Radical prostatectomy;

Partial prostatectomy;

Radiotherapy;

Hormone therapy; and 

Brachytherapy.

 

IN CONCLUSION

Prostate cancer is still an enigmatic disease today: there is still no general consensus on a single ideal treatment. A radical prostatectomy and external radiotherapy are traditionally considered the gold standard. Unfortunately, both these procedures have a high failure and complication rate: in fact, not all patients could have need of such aggressive treatment.  For some people, indeed, these options could represent excessive treatment that exposes them to potential complications needlessly. Less invasive approaches such as cryotherapy and brachytherapy are the most valuable for many situations. Even over a short period they show a high success rate. In fact, the majority of patients maintain a living standard that is comparable to the past. The cost of treatment too has dropped remarkably. 

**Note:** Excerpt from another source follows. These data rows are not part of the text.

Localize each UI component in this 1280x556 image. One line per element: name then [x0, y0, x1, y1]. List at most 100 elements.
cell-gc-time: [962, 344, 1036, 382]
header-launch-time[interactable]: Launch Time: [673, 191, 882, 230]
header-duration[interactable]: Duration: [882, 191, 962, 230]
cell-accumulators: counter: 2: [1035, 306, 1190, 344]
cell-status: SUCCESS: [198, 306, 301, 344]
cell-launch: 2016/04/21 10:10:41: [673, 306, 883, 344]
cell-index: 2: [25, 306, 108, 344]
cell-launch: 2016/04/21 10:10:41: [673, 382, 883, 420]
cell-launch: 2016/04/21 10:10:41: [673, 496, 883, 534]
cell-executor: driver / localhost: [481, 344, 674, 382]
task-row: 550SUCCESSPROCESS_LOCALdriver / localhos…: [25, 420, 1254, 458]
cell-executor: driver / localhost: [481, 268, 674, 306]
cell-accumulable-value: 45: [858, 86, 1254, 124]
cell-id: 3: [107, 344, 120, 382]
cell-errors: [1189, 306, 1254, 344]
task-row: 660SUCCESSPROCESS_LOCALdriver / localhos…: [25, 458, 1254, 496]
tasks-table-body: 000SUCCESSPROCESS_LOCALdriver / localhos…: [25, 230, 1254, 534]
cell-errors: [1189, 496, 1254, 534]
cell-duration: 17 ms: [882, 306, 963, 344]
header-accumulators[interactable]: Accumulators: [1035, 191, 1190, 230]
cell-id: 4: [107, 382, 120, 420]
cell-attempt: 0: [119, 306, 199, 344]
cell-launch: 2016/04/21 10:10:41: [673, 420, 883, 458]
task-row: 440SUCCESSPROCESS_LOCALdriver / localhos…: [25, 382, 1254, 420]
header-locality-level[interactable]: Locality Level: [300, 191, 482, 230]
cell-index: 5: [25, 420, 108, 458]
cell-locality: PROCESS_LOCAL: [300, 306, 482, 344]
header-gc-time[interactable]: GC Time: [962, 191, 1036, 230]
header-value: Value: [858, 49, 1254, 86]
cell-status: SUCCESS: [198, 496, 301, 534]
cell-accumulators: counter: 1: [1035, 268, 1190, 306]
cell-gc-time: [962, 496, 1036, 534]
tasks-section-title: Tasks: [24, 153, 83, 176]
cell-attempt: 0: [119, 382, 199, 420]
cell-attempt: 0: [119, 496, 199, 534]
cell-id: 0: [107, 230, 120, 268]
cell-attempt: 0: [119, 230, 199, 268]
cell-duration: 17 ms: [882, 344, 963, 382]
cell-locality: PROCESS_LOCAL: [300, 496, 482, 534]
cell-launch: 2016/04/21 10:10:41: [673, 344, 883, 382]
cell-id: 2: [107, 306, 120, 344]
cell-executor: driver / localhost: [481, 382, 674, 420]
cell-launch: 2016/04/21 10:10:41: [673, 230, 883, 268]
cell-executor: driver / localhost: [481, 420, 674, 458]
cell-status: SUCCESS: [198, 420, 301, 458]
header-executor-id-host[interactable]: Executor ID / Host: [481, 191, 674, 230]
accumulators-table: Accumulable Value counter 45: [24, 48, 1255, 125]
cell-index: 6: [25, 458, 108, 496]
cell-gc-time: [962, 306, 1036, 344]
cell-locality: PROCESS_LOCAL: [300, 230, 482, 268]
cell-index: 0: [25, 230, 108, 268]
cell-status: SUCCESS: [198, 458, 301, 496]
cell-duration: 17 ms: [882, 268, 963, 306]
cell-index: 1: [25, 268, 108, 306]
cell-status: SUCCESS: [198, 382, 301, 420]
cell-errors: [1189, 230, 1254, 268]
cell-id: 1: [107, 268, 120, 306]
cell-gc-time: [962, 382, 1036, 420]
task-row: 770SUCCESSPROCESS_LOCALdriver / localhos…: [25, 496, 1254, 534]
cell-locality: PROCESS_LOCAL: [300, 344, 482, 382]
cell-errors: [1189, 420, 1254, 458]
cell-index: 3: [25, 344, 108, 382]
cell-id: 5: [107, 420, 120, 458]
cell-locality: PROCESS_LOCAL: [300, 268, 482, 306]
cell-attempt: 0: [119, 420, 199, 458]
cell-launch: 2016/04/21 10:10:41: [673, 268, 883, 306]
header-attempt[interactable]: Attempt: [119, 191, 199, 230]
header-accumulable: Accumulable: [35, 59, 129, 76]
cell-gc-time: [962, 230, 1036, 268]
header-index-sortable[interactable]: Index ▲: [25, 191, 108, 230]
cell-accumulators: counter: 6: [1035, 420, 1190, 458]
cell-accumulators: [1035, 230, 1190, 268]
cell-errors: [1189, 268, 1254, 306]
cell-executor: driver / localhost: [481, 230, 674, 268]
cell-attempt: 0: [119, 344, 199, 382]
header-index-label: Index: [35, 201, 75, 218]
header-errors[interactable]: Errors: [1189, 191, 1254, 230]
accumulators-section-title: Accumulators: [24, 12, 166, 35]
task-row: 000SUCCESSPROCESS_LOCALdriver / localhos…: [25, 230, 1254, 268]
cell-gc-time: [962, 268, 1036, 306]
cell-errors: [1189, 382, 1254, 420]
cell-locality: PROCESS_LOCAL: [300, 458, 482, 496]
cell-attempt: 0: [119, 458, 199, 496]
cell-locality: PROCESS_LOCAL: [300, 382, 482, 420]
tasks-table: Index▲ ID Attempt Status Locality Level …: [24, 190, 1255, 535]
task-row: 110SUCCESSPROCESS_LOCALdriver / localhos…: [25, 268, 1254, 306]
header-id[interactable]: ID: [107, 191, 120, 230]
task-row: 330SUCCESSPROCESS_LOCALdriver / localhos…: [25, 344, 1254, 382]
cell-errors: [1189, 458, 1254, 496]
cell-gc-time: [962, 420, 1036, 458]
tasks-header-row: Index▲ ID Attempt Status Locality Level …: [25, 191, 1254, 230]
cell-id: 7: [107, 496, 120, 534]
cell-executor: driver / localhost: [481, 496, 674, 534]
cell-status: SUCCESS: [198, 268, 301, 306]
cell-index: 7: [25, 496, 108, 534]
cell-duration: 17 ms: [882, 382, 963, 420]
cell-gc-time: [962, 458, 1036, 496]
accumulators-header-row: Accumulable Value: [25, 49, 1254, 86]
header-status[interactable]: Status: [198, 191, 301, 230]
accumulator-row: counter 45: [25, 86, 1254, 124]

It must be absolutely clear that the foremost factor in choosing a suitable treatment must be the early stage of the tumour, precisely. We would like to stress that cryotherapy and brachytherapy are procedures that depend greatly in the operator’s ability. Centres for treating prostate cancer should be able to offer all kinds of treatment. The use of up to date equipment is essential. It is prudent for each patient to investigate the various therapeutic options in depth. Since prostate cancer is a disease with slow growth, the patient has all the time needed to educate himself and to investigate the various therapeutic options.